もしやと思ってスタッフを探して聞くと「客室にものを運ぶロボットです」とのこと。「天猫精霊福袋(ティエンマオジンリンフウダイ)」という呼び名らしい。

部屋に備え付けのAIスピーカー「Tモールジニー」に頼んだものは、もの運びロボット(天猫精霊福袋)が部屋まで持ってきてくれる(写真:筆者撮影)

さっそく試そうと思い、部屋に戻って、「Tモールジニー(各部屋に備え付けられたアリババ社製のAIスピーカー)、ミネラルウォーターを持ってきて」と頼むと、「はい、スタッフがお持ちします」との返答。

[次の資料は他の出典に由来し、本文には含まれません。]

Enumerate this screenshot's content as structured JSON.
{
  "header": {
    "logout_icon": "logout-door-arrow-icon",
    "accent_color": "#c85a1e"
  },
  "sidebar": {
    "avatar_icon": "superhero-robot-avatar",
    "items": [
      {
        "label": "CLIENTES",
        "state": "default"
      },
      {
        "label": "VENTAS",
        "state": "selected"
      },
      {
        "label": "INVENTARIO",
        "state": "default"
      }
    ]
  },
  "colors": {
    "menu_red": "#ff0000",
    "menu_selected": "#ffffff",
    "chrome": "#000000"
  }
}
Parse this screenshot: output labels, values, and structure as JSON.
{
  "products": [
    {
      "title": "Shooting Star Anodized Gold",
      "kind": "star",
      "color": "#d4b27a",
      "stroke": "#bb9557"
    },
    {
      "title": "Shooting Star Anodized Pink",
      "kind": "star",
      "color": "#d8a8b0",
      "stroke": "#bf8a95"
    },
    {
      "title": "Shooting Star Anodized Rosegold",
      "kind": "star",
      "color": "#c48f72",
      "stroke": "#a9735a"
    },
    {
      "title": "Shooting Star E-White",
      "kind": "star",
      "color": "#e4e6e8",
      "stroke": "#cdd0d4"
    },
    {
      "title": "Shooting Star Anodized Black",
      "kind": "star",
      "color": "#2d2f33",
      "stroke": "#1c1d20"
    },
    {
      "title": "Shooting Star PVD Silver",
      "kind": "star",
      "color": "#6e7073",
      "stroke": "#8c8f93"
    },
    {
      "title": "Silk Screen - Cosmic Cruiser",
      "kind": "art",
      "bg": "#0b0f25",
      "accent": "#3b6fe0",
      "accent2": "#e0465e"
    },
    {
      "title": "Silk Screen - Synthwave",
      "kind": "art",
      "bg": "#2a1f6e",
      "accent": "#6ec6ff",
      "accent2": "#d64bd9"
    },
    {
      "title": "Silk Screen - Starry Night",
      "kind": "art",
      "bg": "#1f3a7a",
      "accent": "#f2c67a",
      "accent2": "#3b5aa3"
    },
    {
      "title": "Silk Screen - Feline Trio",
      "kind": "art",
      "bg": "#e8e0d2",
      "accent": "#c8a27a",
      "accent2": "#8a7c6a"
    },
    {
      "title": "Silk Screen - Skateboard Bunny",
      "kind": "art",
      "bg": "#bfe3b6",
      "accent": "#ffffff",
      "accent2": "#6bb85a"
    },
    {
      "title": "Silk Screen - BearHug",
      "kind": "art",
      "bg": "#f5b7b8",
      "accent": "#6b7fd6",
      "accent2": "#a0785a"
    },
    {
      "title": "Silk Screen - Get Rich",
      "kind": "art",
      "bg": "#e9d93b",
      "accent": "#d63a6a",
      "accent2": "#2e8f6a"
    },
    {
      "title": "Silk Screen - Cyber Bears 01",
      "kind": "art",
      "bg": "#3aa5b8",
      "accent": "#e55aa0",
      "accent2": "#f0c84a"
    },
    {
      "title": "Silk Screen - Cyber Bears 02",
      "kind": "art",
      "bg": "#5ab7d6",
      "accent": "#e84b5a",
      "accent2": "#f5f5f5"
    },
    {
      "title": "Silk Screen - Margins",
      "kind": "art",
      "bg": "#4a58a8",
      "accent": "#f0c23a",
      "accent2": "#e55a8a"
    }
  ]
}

10分ほど待つと、スマホ内のホテル専用アプリが起動し、アラームが鳴った。ドアを開けると、運びロボットが鎮座しており、スマホに表示されたパスワードを液晶パネルに入力すると、ウィーンという音とともにゆっくりとフタが開いた。

箱の中にはミネラルウォーターのボトルが無造作に入っており、取り出してフタを閉めると、ロボットは無言でエレベーターのほうへと進んで行った。自動販売機からモノを取り出したような感覚だ。人間らしさは微塵も感じない。

楽しくも怖くもあるAIとの会話

Tモールジニーとの会話が面白かったので、いろいろ話しかけてみた。

「チェックアウトは何時?」「正午12時です」

これぐらいは当然答えられるとして、「ドライヤーはどこにあるの?」「洗面所の引き出しの中にあります」とまで答えられたのには驚いた。事前にかなりのデータがインプットされているようだ。

宿泊客がフロントに聞く質問など、大半はパターン化されているのだろう。そう考えれば、実に合理的だ。あえて答えにくそうな質問もしてみた。

「釣魚島(ディアオユイダオ、尖閣諸島の中国側呼称)はどこの国にありますか?」

すると、これまでは「ご主人さまぁ!こんにちは!」という明るいアニメ声の女の子のような声だったTモールジニーの声質が突如変化し、野太い声で力強く、「釣魚島は古来中国の領土です!」と言い切った。なんか怖い。